Master of Science (MS)

Department

Mechanical Engineering

First Advisor

Michael Hannigan

Second Advisor

Shelly Miller

Third Advisor

Peter Hamlington

Abstract

Nearly half the world's population cooks with wood and charcoal, most of which is used in open `three stone fires' or inefficient cookstoves. These methods are so "dirty" that they produce one quarter of global carbon dioxide emissions and result in levels of respiratory illness rivaling the worldwide disease burden of HIV/AIDS. A clean cookstove, designed to make the combustion process less polluting and more thermally efficient, could significantly mitigate the detrimental health and environmental effects of biomass burning.

This work has two foci.
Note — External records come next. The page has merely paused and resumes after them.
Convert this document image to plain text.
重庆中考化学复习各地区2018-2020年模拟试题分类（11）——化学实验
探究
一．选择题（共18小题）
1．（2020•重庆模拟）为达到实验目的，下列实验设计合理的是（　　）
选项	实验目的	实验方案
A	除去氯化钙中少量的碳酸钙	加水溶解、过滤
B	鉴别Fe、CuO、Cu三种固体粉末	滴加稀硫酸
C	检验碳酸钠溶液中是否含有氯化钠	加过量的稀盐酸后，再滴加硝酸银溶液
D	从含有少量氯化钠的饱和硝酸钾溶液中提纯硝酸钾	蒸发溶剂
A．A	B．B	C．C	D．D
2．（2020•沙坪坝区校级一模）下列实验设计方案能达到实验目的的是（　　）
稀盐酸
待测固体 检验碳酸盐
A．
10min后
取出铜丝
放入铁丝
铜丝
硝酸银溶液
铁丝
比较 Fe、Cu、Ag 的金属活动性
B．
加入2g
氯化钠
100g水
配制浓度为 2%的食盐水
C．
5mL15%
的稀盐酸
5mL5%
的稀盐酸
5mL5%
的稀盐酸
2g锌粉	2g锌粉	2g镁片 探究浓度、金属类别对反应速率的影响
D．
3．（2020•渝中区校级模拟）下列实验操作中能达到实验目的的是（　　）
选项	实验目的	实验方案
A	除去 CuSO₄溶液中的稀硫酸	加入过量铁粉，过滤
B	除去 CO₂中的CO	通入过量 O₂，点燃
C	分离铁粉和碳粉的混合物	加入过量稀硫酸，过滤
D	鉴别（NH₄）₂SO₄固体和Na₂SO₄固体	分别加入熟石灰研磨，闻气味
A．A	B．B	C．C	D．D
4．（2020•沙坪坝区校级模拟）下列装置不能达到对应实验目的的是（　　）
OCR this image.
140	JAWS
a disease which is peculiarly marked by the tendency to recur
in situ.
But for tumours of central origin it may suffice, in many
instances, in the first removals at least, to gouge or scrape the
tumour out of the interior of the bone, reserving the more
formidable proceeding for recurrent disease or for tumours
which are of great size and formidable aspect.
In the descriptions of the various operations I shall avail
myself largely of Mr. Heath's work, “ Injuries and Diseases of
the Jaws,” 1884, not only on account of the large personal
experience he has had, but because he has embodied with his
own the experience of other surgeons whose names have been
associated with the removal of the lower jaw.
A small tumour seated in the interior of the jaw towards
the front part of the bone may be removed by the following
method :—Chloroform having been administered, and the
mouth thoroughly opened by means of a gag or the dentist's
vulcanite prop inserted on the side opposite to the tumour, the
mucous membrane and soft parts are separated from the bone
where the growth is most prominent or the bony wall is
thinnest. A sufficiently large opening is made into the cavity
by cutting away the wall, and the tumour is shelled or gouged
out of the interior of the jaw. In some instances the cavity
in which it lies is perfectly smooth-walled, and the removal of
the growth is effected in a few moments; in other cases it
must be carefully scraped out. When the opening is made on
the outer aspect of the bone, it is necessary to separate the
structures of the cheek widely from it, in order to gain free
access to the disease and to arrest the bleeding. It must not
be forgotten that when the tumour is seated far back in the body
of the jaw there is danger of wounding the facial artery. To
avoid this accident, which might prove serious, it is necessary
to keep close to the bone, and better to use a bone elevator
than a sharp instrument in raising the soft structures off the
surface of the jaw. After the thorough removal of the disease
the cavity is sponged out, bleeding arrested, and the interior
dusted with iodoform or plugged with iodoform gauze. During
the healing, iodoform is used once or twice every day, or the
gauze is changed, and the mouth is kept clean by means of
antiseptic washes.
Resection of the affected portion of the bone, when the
The first is to develop a method for better stove modeling and design. In particular, an empirical correlation is developed between combustion rate and bulk fluid flow in a forced convection stove case. This is coupled with computational models of stove operation in which fluid flow is a function of a constant heat flux. A parameter study between both cases gives sufficient data to determine where one would expect operating conditions to stabilize in a natural draft (buoyancy driven) cookstove.

The second part of this work focuses on developing a quantification model for metal oxide type semiconductor sensors. These sensors are common in low-cost pollutant sensing applications, but their response has yet to be quantified with the accuracy necessary for the ambient monitoring of pollution.

Together, these two sections provide tools for the design as well as the validation of cookstoves. Both steps are necessary if cookstoves are to be confidently disseminated as a significant and beneficial technology.